她扭头看了一眼基努,又平静的转回去,继续看着窗外。
基努担心极了,“奥黛丽——”
“你是谁?”奥黛丽转回头,看着他。
基努张口结舌:卧槽这是怎么回事?!
“我为什么会在这儿?”她又说,“出了什么事吗?”
基努担忧极了,“你昨晚是出了一点事,但不是什么大事。你怎么了?你先下来,你应该先穿件睡袍。”
奥黛丽从窗台上轻盈的跳下来,走近他,“你长得真帅。你是我男朋友吗?你带我来这儿的?她是谁?”她看着查理兹。
基努越来越觉得奇怪了,“她是你最好的朋友,查理兹·塞隆。”
她皱起眉头,“是吗?可我不记得她了。”她拉住他衣襟,顺势依偎在他怀里,伸手摸了摸他胡茬,“你如果是我男朋友的话,我会很开心的。”
她踮起脚尖,吻了他。
基努·里维斯很克制的推开她,“我不是。”
奥黛丽撇了撇嘴,“真可惜。”她往浴室走去,“我得去洗个澡。你不会走开吧?”
“我不走。”
基努带奥黛丽下楼吃了早餐。她胃口很好,似乎完全不记得昨晚发生的事情了。基努不知道这算不算是件好事。
回了顶楼套房,查理兹已经醒了,穿好衣服坐在起居室的沙发上,精神萎靡。
奥黛丽好奇的看着她,“你精神不太好,你生病了吗?”
“我发烧了。”查理兹有气无力的说,“你呢?你好点了吗?你昨晚哭了好几次,弄得我也没睡好。”
“我想我应该没事了。你得去洗个澡,你糟透了!”
“我浑身一点力气也没有。还很饿!”
“我给你带了早餐,基努请客的。”奥黛丽冲着基努甜甜一笑。
“太棒了!”查理兹总算有点精神了。
奥黛丽进了卧房。
基努有点犹豫,“查莉,奥黛丽她——她似乎不记得昨晚的事情了。我是说,一点都不记得的那种。她也不记得你,并且,不认识我。”
查理兹头还晕着,她愣了好一会儿,“什么意思?”
又愣了一会儿,才恍然:“糟了!她是解离性神游加分离性身份障碍,她的记忆出了问题,我不知道要怎么才能让她好转。这下糟了!”她慌慌张张的去找奥黛丽的移动电话,“我得打电话给她的心理医生。喂!等等!她晚上还有演出!我都不知道她还会不会唱歌!”
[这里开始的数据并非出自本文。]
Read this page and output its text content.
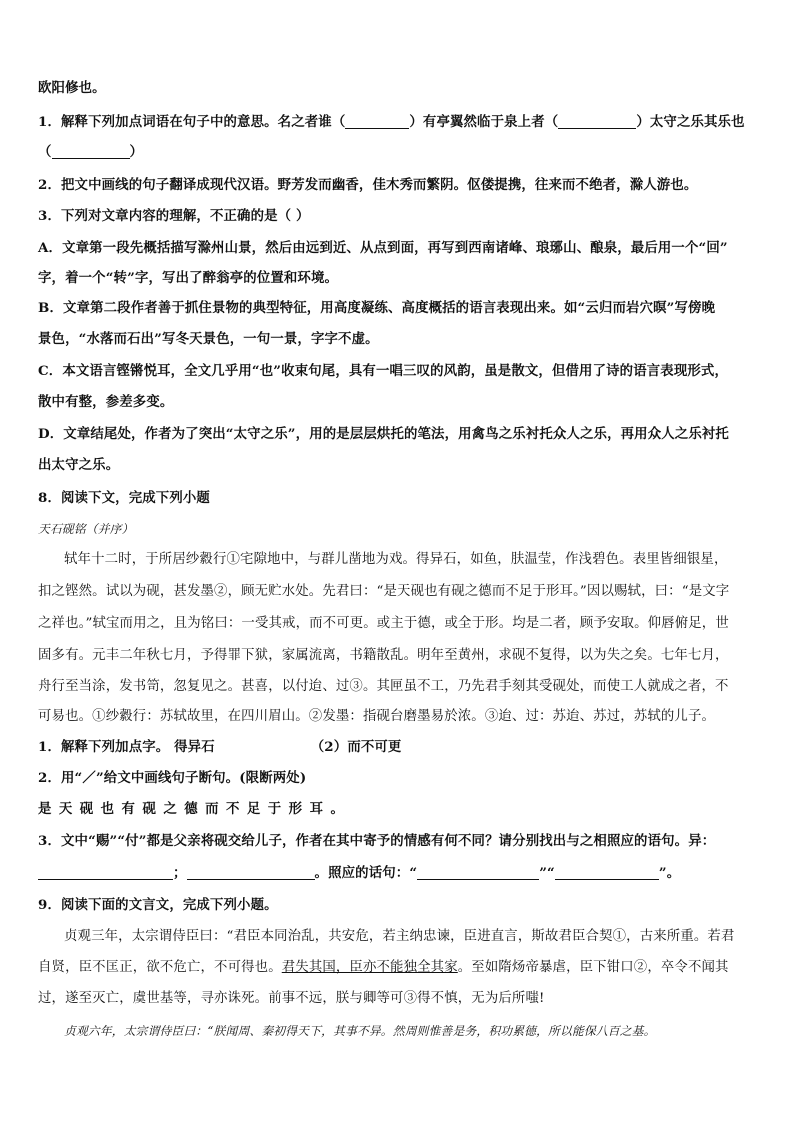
欧阳修也。
1．解释下列加点词语在句子中的意思。名之者谁（	）有亭翼然临于泉上者（	）太守之乐其乐也
（	）
2．把文中画线的句子翻译成现代汉语。野芳发而幽香，佳木秀而繁阴。伛偻提携，往来而不绝者，滁人游也。
3．下列对文章内容的理解，不正确的是（ ）
A．文章第一段先概括描写滁州山景，然后由远到近、从点到面，再写到西南诸峰、琅琊山、酿泉，最后用一个“回”
字，着一个“转”字，写出了醉翁亭的位置和环境。
B．文章第二段作者善于抓住景物的典型特征，用高度凝练、高度概括的语言表现出来。如“云归而岩穴暝”写傍晚
景色，“水落而石出”写冬天景色，一句一景，字字不虚。
C．本文语言铿锵悦耳，全文几乎用“也”收束句尾，具有一唱三叹的风韵，虽是散文，但借用了诗的语言表现形式，
散中有整，参差多变。
D．文章结尾处，作者为了突出“太守之乐”，用的是层层烘托的笔法，用禽鸟之乐衬托众人之乐，再用众人之乐衬托
出太守之乐。
8．阅读下文，完成下列小题
天石砚铭（并序）
轼年十二时，于所居纱縠行①宅隙地中，与群儿凿地为戏。得异石，如鱼，肤温莹，作浅碧色。表里皆细银星，
扣之铿然。试以为砚，甚发墨②，顾无贮水处。先君曰：“是天砚也有砚之德而不足于形耳。”因以赐轼，曰：“是文字
之祥也。”轼宝而用之，且为铭曰：一受其戒，而不可更。或主于德，或全于形。均是二者，顾予安取。仰唇俯足，世
固多有。元丰二年秋七月，予得罪下狱，家属流离，书籍散乱。明年至黄州，求砚不复得，以为失之矣。七年七月，
舟行至当涂，发书笥，忽复见之。甚喜，以付迨、过③。其匣虽不工，乃先君手刻其受砚处，而使工人就成之者，不
可易也。①纱縠行：苏轼故里，在四川眉山。②发墨：指砚台磨墨易於浓。③迨、过：苏迨、苏过，苏轼的儿子。
1．解释下列加点字。 得异石	（2）而不可更
2．用“／”给文中画线句子断句。(限断两处)
是天砚也有砚之德而不足于形耳。
3．文中“赐”“付”都是父亲将砚交给儿子，作者在其中寄予的情感有何不同？请分别找出与之相照应的语句。异：
；	。照应的话句：“	”“	”。
9．阅读下面的文言文，完成下列小题。
贞观三年，太宗谓侍臣曰：“君臣本同治乱，共安危，若主纳忠谏，臣进直言，斯故君臣合契①，古来所重。若君
自贤，臣不匡正，欲不危亡，不可得也。君失其国，臣亦不能独全其家。至如隋炀帝暴虐，臣下钳口②，卒令不闻其
过，遂至灭亡，虞世基等，寻亦诛死。前事不远，朕与卿等可③得不慎，无为后所嗤!
贞观六年，太宗谓侍臣曰：“朕闻周、秦初得天下，其事不异。然周则惟善是务，积功累德，所以能保八百之基。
查理兹打了一圈电话:经纪人、律师、心理医生,但她不知道该不该打给莱昂纳多·迪卡普里奥。
萨缪尔·罗斯8点钟过来,得知这个情况都要撞墙了,“这是怎么回事?为什么从来没有人告诉我这个?!她人呢?”
“她在里面。”
萨缪尔敲门,“奥黛丽,奥黛丽!”
奥黛丽没有答应。
“是不是又睡着了?”查理兹挣扎着站起来,推门进去。
奥黛丽只穿了内衣,倒在地毯上。查理兹吓坏了,扑过去,“奥黛丽!”
周三晚上,基努·里维斯去了云雀剧院。
奥黛丽的演出时间有40分钟,唱了7首歌,有自己的歌,也有翻唱,毕竟她现在没几首自己的歌可以表演。翻唱歌曲选的也很好,充分展示了她优美的歌喉和宽广的音域——她现在能唱两个八度,唱功和台风都进步巨大,看起来已经是个相当不错的表演者。
萨缪尔·罗斯整场演出都守在幕布旁,提心吊胆,生怕奥黛丽会在舞台上晕倒。但好在并没有发生什么意外。
奥黛丽回到后台,卸妆、换衣服。
萨缪尔敲门,“奥黛丽。”
“请进。”
“你好了吗?我送你回酒店。”
“稍等5分钟。”
奥黛丽很快收拾好东西。
基努·里维斯等在化妆间门外,“奥黛丽,我送你。”嘴里叼着香烟。
萨缪尔有点惊讶,“呃,好的,里维斯先生。奥黛丽,有什么事尽管找我,任何事。”
“噢,我明天要去达拉斯,你帮我租辆车吧。本来我今天要去租车的。”
“好。我把钥匙留在前台,你走的时候过去拿就行——你还回来吗?还是直接从达拉斯回洛杉矶?公司帮你订过机票了。”
“明晚就回来。”
“okey。”萨缪尔点点头。
“你觉得怎么样?”基努仔细看了看她。
奥黛丽低下头,“我挺好的。我没有你想的那么脆弱。”
“那就好。走吧。”他摁灭香烟,扔进垃圾桶。
他走的不快,很注意奥黛丽能不能跟上。到了停车场,也没叫她等在外面,带着她去取车。
奥黛丽揉揉鼻子,“基努,我精分的时候,有没有做什么奇怪的事情?”
“什么?”想了一下,明白她在说什么,“哦,没有什么特别奇怪的。”早上她昏迷了,但很快就醒过来,萨缪尔都没来得及打电话叫救护车。醒来后的奥黛丽一切正常,这让他们都松了一口气。
基努决定还是不告诉她,她吻过他。
他开了车门,奥黛丽坐到副驾上。
“明天去达拉斯?”
“是。”
“我陪你去。”
“啊?噢。好。”这个男人也太酷了,不由分说不解释。应该是不放心她吧。本来查理兹说好要跟她一起去的,但她高烧不退,躺在酒店房间里,连奥黛丽的演出她都没能来看。